Thursday, May 15, 2008

Random things going on in my head!

Running thoughts in your mind can be so dangerous.......
Mine seem to always have something to do with body image, eating, or simply just feeling like shita about myself.
Sometimes I wonder if true happiness is really even possible.
I was reading someones blog this am and was reading about her being in recovery and how she basically would have never started her blog had she felt that she could not help someone. I was totally inspired by her saying that and on the same hand I was totally freaked out because I write so many negative things in this blog and never NEVER would I want to be a trigger to someone let alone be someone who was not there to help others.
I have been having a hard time.
I want so badly to be honest with N and he wants that as well however I told him the other day that I will not (don't think) ever be completely honest, and that is just going to have to be something he can except or not. He was great about it and told me that he knows I will most likely lie to him about engaging but that he will be here to support me no matter what.
I cannot seem to find the space that if comfortable for me to simply begin complete recovery.

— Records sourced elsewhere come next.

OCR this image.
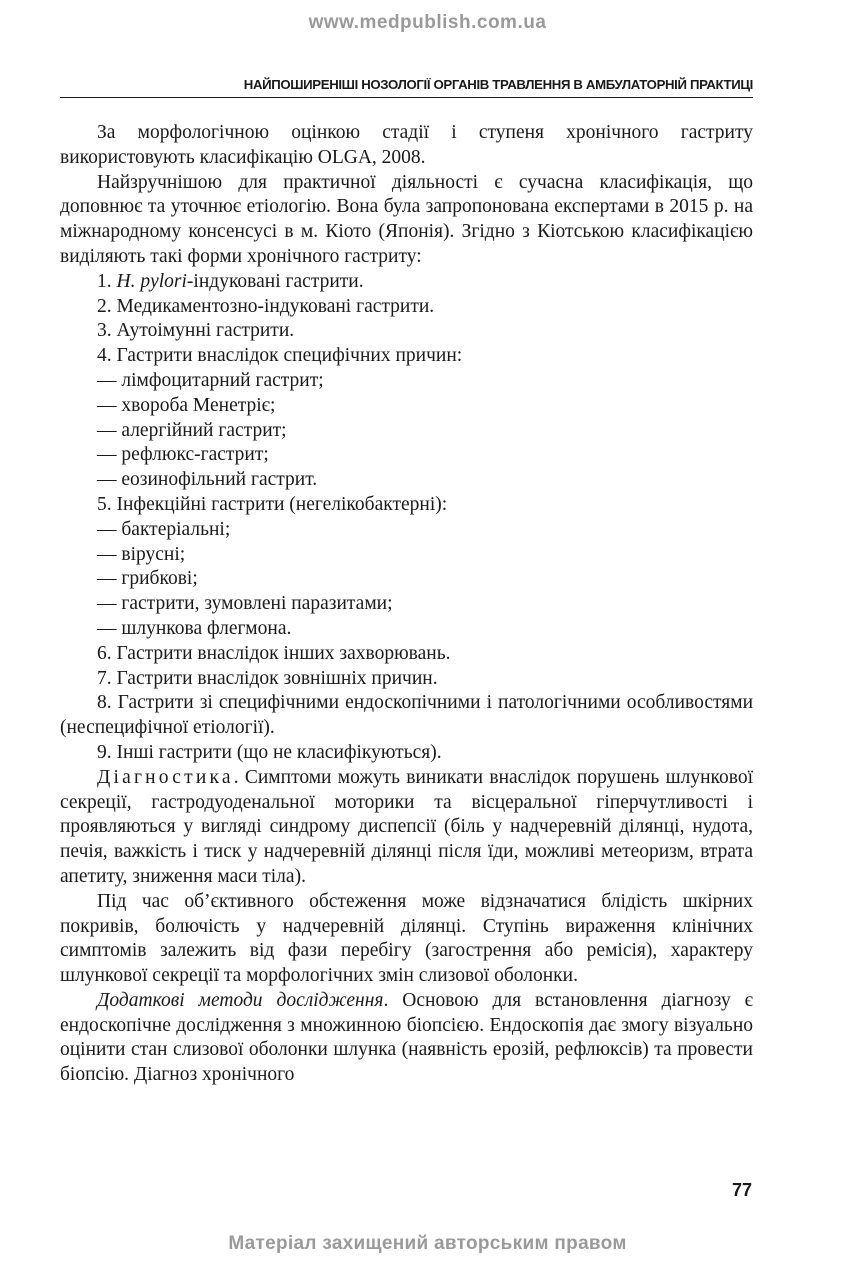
www.medpublish.com.ua
НАЙПОШИРЕНІШІ НОЗОЛОГІЇ ОРГАНІВ ТРАВЛЕННЯ В АМБУЛАТОРНІЙ ПРАКТИЦІ

За морфологічною оцінкою стадії і ступеня хронічного гастриту використовують класифікацію OLGA, 2008.

Найзручнішою для практичної діяльності є сучасна класифікація, що доповнює та уточнює етіологію. Вона була запропонована експертами в 2015 р. на міжнародному консенсусі в м. Кіото (Японія). Згідно з Кіотською класифікацією виділяють такі форми хронічного гастриту:

1. H. pylori-індуковані гастрити.
2. Медикаментозно-індуковані гастрити.
3. Аутоімунні гастрити.
4. Гастрити внаслідок специфічних причин:
— лімфоцитарний гастрит;
— хвороба Менетріє;
— алергійний гастрит;
— рефлюкс-гастрит;
— еозинофільний гастрит.
5. Інфекційні гастрити (негелікобактерні):
— бактеріальні;
— вірусні;
— грибкові;
— гастрити, зумовлені паразитами;
— шлункова флегмона.
6. Гастрити внаслідок інших захворювань.
7. Гастрити внаслідок зовнішніх причин.
8. Гастрити зі специфічними ендоскопічними і патологічними особливостями (неспецифічної етіології).
9. Інші гастрити (що не класифікуються).

Діагностика. Симптоми можуть виникати внаслідок порушень шлункової секреції, гастродуоденальної моторики та вісцеральної гіперчутливості і проявляються у вигляді синдрому диспепсії (біль у надчеревній ділянці, нудота, печія, важкість і тиск у надчеревній ділянці після їди, можливі метеоризм, втрата апетиту, зниження маси тіла).

Під час об’єктивного обстеження може відзначатися блідість шкірних покривів, болючість у надчеревній ділянці. Ступінь вираження клінічних симптомів залежить від фази перебігу (загострення або ремісія), характеру шлункової секреції та морфологічних змін слизової оболонки.

Додаткові методи дослідження. Основою для встановлення діагнозу є ендоскопічне дослідження з множинною біопсією. Ендоскопія дає змогу візуально оцінити стан слизової оболонки шлунка (наявність ерозій, рефлюксів) та провести біопсію. Діагноз хронічного

77
Матеріал захищений авторським правом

I do think sometimes that I want it and other times there is no way I can imagine a day going by without a b/p episode.

Ok so I know totally off the subject but listening to the radio and they just said that Same Sex marriage is now legal here in Ca......How effing awesome is that news!!!!
Sorry I know that came from nowhere but it totally excited the hell out of me for some reason!

Well off to another bit....have a movie date with N and little C tomorrow night and really nervous about it. I told him that most likely we will not last the whole movie and he just laughed but little does he know I am TOTALLY serious!!! AHHHHHHHH my nerves are just shot!

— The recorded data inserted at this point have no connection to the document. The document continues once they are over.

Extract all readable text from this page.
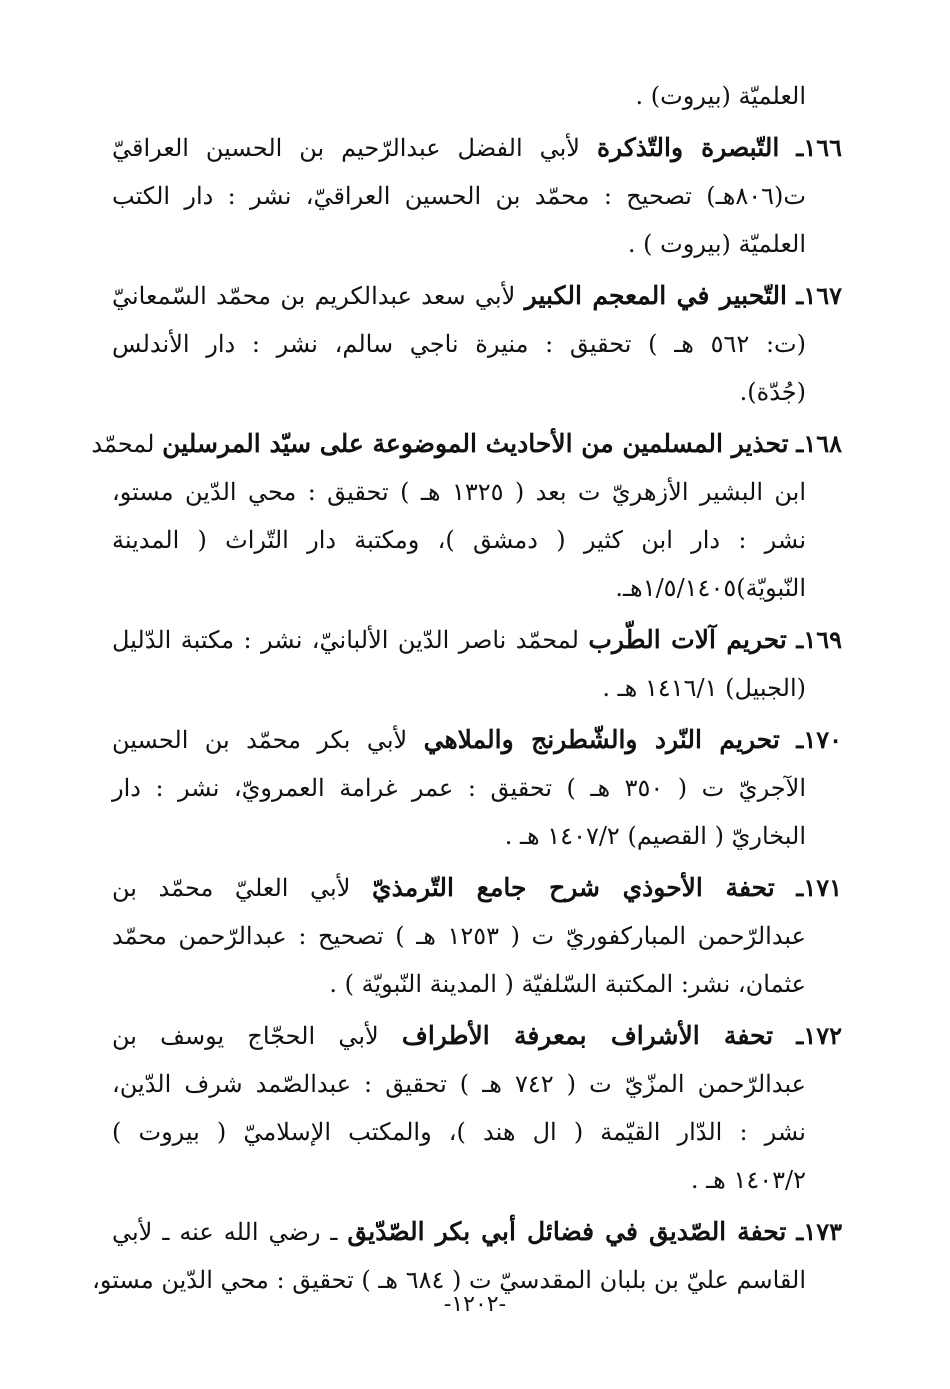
العلميّة (بيروت) .
١٦٦ـ التّبصرة والتّذكرة لأبي الفضل عبدالرّحيم بن الحسين العراقيّ
ت(٨٠٦هـ) تصحيح : محمّد بن الحسين العراقيّ، نشر : دار الكتب
العلميّة (بيروت ) .
١٦٧ـ التّحبير في المعجم الكبير لأبي سعد عبدالكريم بن محمّد السّمعانيّ
(ت: ٥٦٢ هـ ) تحقيق : منيرة ناجي سالم، نشر : دار الأندلس
(جُدّة).
١٦٨ـ تحذير المسلمين من الأحاديث الموضوعة على سيّد المرسلين لمحمّد
ابن البشير الأزهريّ ت بعد ( ١٣٢٥ هـ ) تحقيق : محي الدّين مستو،
نشر : دار ابن كثير ( دمشق )، ومكتبة دار التّراث ( المدينة
النّبويّة)١/٥/١٤٠٥هـ.
١٦٩ـ تحريم آلات الطّرب لمحمّد ناصر الدّين الألبانيّ، نشر : مكتبة الدّليل
(الجبيل) ١٤١٦/١ هـ .
١٧٠ـ تحريم النّرد والشّطرنج والملاهي لأبي بكر محمّد بن الحسين
الآجريّ ت ( ٣٥٠ هـ ) تحقيق : عمر غرامة العمرويّ، نشر : دار
البخاريّ ( القصيم) ١٤٠٧/٢ هـ .
١٧١ـ تحفة الأحوذي شرح جامع التّرمذيّ لأبي العليّ محمّد بن
عبدالرّحمن المباركفوريّ ت ( ١٢٥٣ هـ ) تصحيح : عبدالرّحمن محمّد
عثمان، نشر: المكتبة السّلفيّة ( المدينة النّبويّة ) .
١٧٢ـ تحفة الأشراف بمعرفة الأطراف لأبي الحجّاج يوسف بن
عبدالرّحمن المزّيّ ت ( ٧٤٢ هـ ) تحقيق : عبدالصّمد شرف الدّين،
نشر : الدّار القيّمة ( ال هند )، والمكتب الإسلاميّ ( بيروت )
١٤٠٣/٢ هـ .
١٧٣ـ تحفة الصّديق في فضائل أبي بكر الصّدّيق ـ رضي الله عنه ـ لأبي
القاسم عليّ بن بلبان المقدسيّ ت ( ٦٨٤ هـ ) تحقيق : محي الدّين مستو،
-١٢٠٢-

I hate making a title for every blog because I totally suck at it!


My body is feeling really bad right now!! And to steel from Sara (TTOM) is in town, I know to much info but whatever...heehee! I was so sick yesterday and could not figure out why.....now I know! UGH! Anyways I know this sounds like a hell of a lot of whining but I seriously think I have restless leg. I have been up several times in the last six months, just walking the hallways of having to smoke a j just to freaking help me sleep.... They hurt and feel like they need to constantly need to be moving. Night time is the worst but during the day is no pleasant either. Who knows maybe I have just done so much damage to my insides that there is no other reason for this stuff......

Ok well long and boring I know but needed to ramble!
love to all of you~

5 comments:

Anonymous said...

Wow ... so a movie date?
That's nice!
If you feel N is the one, you go for it!
If not, have the best even so but without getting hurt!
Always with same space in my heart and soul for you, little and precious friend!

sarah said...

hi lauren, always nice to hear from you. hope your date with N goes well!!!

(and please don't worry about being triggering, you need to write what you need to write, lovebug!)

hope you feel better, too.

love you sweet sister.

lulu

Mary said...

Hey sweetie,
Are you still seeing a doctor/therapist right now? It sounds like it would help to talk to someone about what a safe recovery space would feel/look like for you. Something more peaceful so your sweet body can start to heal a bit. Meds have really been helping me the last few days. I never thought I'd go on them but I got so low I figured it was worth a try.

Also, I think it would be OK to tell N that your trust was seriously betrayed in your last relationship, so right now it feels scary to be totally honest, but you hope to get there with him someday.

Hugs, and have a GREAT weekend!
DG

PTC said...

Hey Lauren, I hope you're doing okay. Sounds like N is a good guy. I think you will be completely honest with him if and when you start to feel completely comfortable with him. It comes with time.

I think I may have restless legs syn. too. Sometimes I just have to move them around while I'm trying to sleep, like they're twitching and hurting or something. I just HAVE to move them.

Jade said...

Hello my friend! It seems that in the past few weeks of my crazy ending of school you've found yourself a new love interest. Hope he's deserving of you. You're definitely someone thats got great things to give. Which is why I think you should keep blogging. You talk about realistic things that go along with the healing process. It wouldn't be beneficial for you or your readers to get some candy coated version of life...ya know?

3 more days and I will have my life back! And I will be a more regular reader and caller. I miss you and hope you know that I think about ya at least once a day, sending you out good vibes and love!